MYSTIC FOREST - Waltz In The Midst Of Trees - 2002 ( Sacral Production )

Tracklisting:
1 Tandis que les arbres regardent...
2 The tender lady of the fog
3 Waltz in the midst of trees
4 Perdu sous le regard de la lune
5 La terreur me contemple
6 Requiem pour une conscience perdue
7 Avalée par la nuit
8 Les sombres caresses du brouillard
9 In her black lace
10 La dame verte - Part II
11 The melody of hope

7/20

Mystic forest a un temps été, avec cet album et son prédécesseur, une petite vedette du black metal new school français. Un début de reconnaissance, aidé par une poignée de chroniques et d'interviews dans les média promotionnels, et assorti de quelques timides adhésions sur les forums... et... et puis plus rien. Franchement, qui pourrait sincèrement prétendre que WITMOT (ça sonne bien ça, WITMOT!) est une perle noire? Qui veut défendre un groupe qui n'a pas envoyé à la poubelle des idées qui gâchent ses propres titres? Il ne faut pas hésiter à virer ce qui sonne tout simplement mal. Idem pour ce qui surcharge les morceaux au point de rendre leur relative élégance presque indiscernable. Ainsi, les parties black metal sont le plus souvent médiocres jusqu'à provoquer l'agacement, et enfoncées davantage par des vocaux désagréables. Ajoutons que la voix féminine et les multiples emprunts à Beethoven et consorts ne trompent personne: ils font le plus souvent de la figuration.
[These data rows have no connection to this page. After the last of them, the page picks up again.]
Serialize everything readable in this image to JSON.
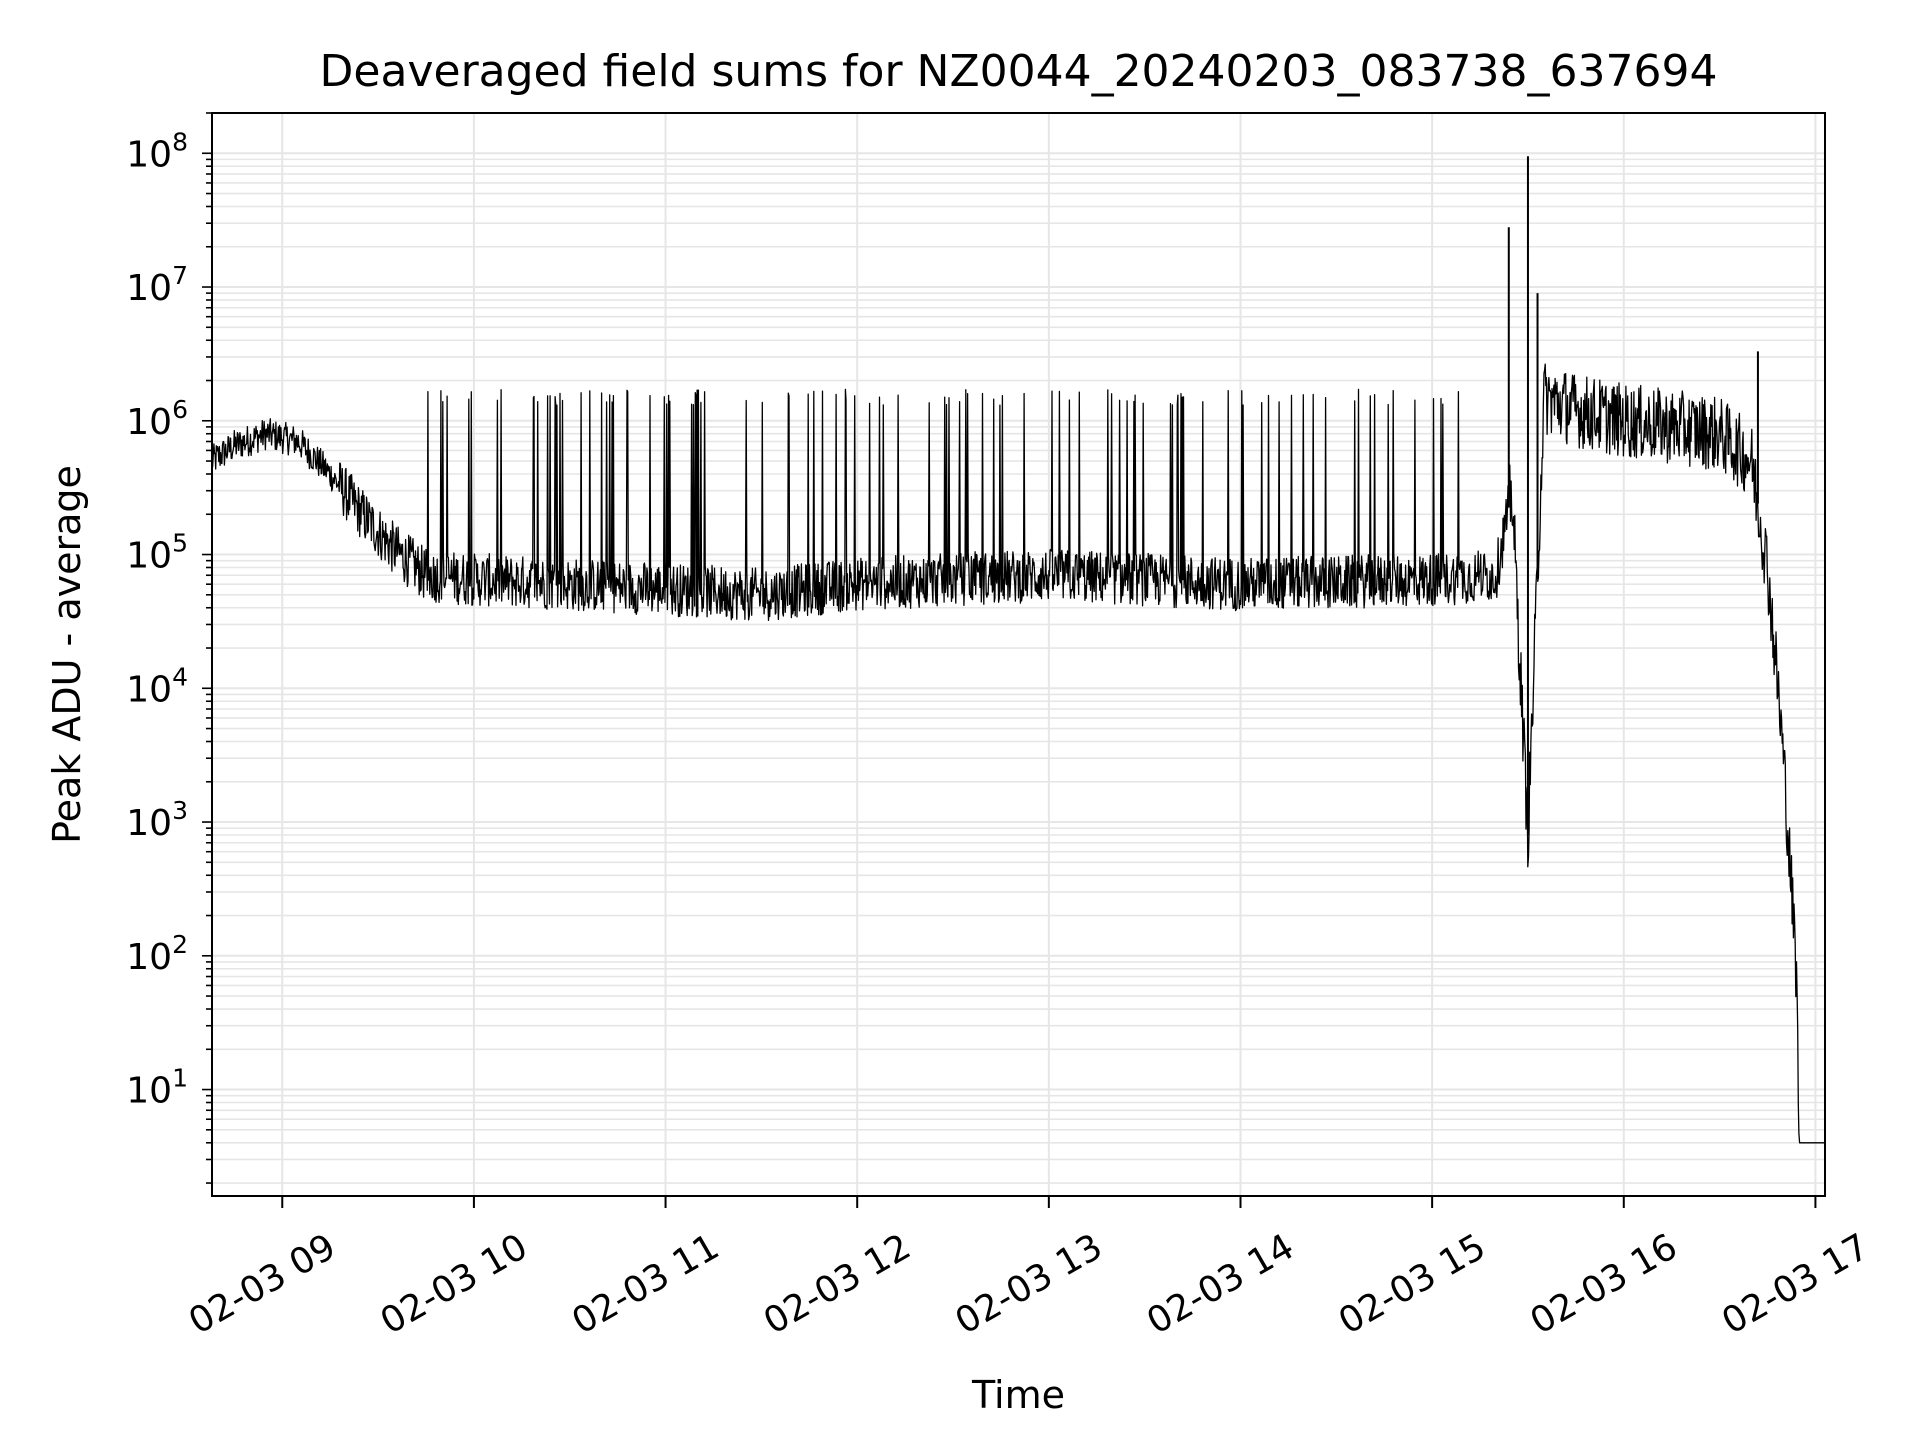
{
  "chart_data": {
    "type": "line",
    "title": "Deaveraged field sums for NZ0044_20240203_083738_637694",
    "xlabel": "Time",
    "ylabel": "Peak ADU - average",
    "yscale": "log",
    "ylim": [
      1.6,
      200000000.0
    ],
    "xlim": [
      "2024-02-03 08:38",
      "2024-02-03 17:03"
    ],
    "grid": true,
    "line_color": "#000000",
    "grid_color": "#e6e6e6",
    "x_ticks": [
      "02-03 09",
      "02-03 10",
      "02-03 11",
      "02-03 12",
      "02-03 13",
      "02-03 14",
      "02-03 15",
      "02-03 16",
      "02-03 17"
    ],
    "y_ticks": [
      {
        "base": "10",
        "exp": "1",
        "value": 10
      },
      {
        "base": "10",
        "exp": "2",
        "value": 100
      },
      {
        "base": "10",
        "exp": "3",
        "value": 1000
      },
      {
        "base": "10",
        "exp": "4",
        "value": 10000
      },
      {
        "base": "10",
        "exp": "5",
        "value": 100000
      },
      {
        "base": "10",
        "exp": "6",
        "value": 1000000
      },
      {
        "base": "10",
        "exp": "7",
        "value": 10000000
      },
      {
        "base": "10",
        "exp": "8",
        "value": 100000000
      }
    ],
    "series": [
      {
        "x": [
          "2024-02-03 08:38",
          "2024-02-03 08:45",
          "2024-02-03 08:55",
          "2024-02-03 09:05",
          "2024-02-03 09:15",
          "2024-02-03 09:25",
          "2024-02-03 09:35",
          "2024-02-03 09:45",
          "2024-02-03 10:00",
          "2024-02-03 10:30",
          "2024-02-03 11:00",
          "2024-02-03 11:30",
          "2024-02-03 12:00",
          "2024-02-03 12:30",
          "2024-02-03 13:00",
          "2024-02-03 13:30",
          "2024-02-03 14:00",
          "2024-02-03 14:30",
          "2024-02-03 15:00",
          "2024-02-03 15:20",
          "2024-02-03 15:25",
          "2024-02-03 15:30",
          "2024-02-03 15:35",
          "2024-02-03 15:45",
          "2024-02-03 16:00",
          "2024-02-03 16:15",
          "2024-02-03 16:30",
          "2024-02-03 16:40",
          "2024-02-03 16:45",
          "2024-02-03 16:48",
          "2024-02-03 16:50",
          "2024-02-03 16:52",
          "2024-02-03 16:54",
          "2024-02-03 16:55",
          "2024-02-03 17:03"
        ],
        "y": [
          500000,
          650000,
          800000,
          700000,
          400000,
          200000,
          110000,
          70000,
          65000,
          60000,
          55000,
          50000,
          60000,
          65000,
          70000,
          65000,
          60000,
          62000,
          65000,
          70000,
          300000,
          800,
          1500000,
          1200000,
          1000000,
          900000,
          800000,
          500000,
          80000,
          12000,
          3000,
          500,
          80,
          4,
          4
        ]
      }
    ],
    "spikes": [
      {
        "x": "2024-02-03 15:24",
        "y": 28000000
      },
      {
        "x": "2024-02-03 15:30",
        "y": 95000000
      },
      {
        "x": "2024-02-03 15:30",
        "y": 800,
        "direction": "down"
      },
      {
        "x": "2024-02-03 15:33",
        "y": 9000000
      },
      {
        "x": "2024-02-03 16:42",
        "y": 3300000
      }
    ],
    "recurring_spikes": {
      "x_range": [
        "2024-02-03 09:45",
        "2024-02-03 15:15"
      ],
      "y": 1500000
    }
  }
}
Heureusement, le disque est aussi riche en parties mélancoliques sombres et mélodieuses, tantôt légères, tantôt chargées de guitares qui soloïsent assez remarquablement, bien que trop zélées à mon goût, et qui se rapprochent de temps en temps du non sens. Ces ingrédients-là peuvent être alternés au black metal factice ou joués simultanément à celui-ci. C'est d'ailleurs dans ce dernier type de moment qu'on ressent le plus une impression de gâchi. A noter : le titre "Avalée par la nuit", qui propose une longue partie instrumentale accordénonesque magnifique et qui est, ironiquement, le passage le moins black metal de tous! Mystic forest devrait retravailler son style et pratiquer plus l'auto-critique et le tri des idées.

Terminons sur quelques considérations moins musicales. Premièrement, les paroles sont dignes d'un collégien qui aurait enrichi sa "poésie" d'un vocabulaire issu du "petit dark métalleux illustré". Si vous avez lu les titres des morceaux, vous avez compris. Deuxièmement, l'imagerie "nature, nuit, lune, visages tourmentés, femmes à poil", on en a un peu marre. Troisièmement, il serait utile de demander conseil à un photographe concernant le cadrage. Celui-ci est si souvent raté que, quand il l'est moins, j'ai l'impression que c'est le fruit du hazard!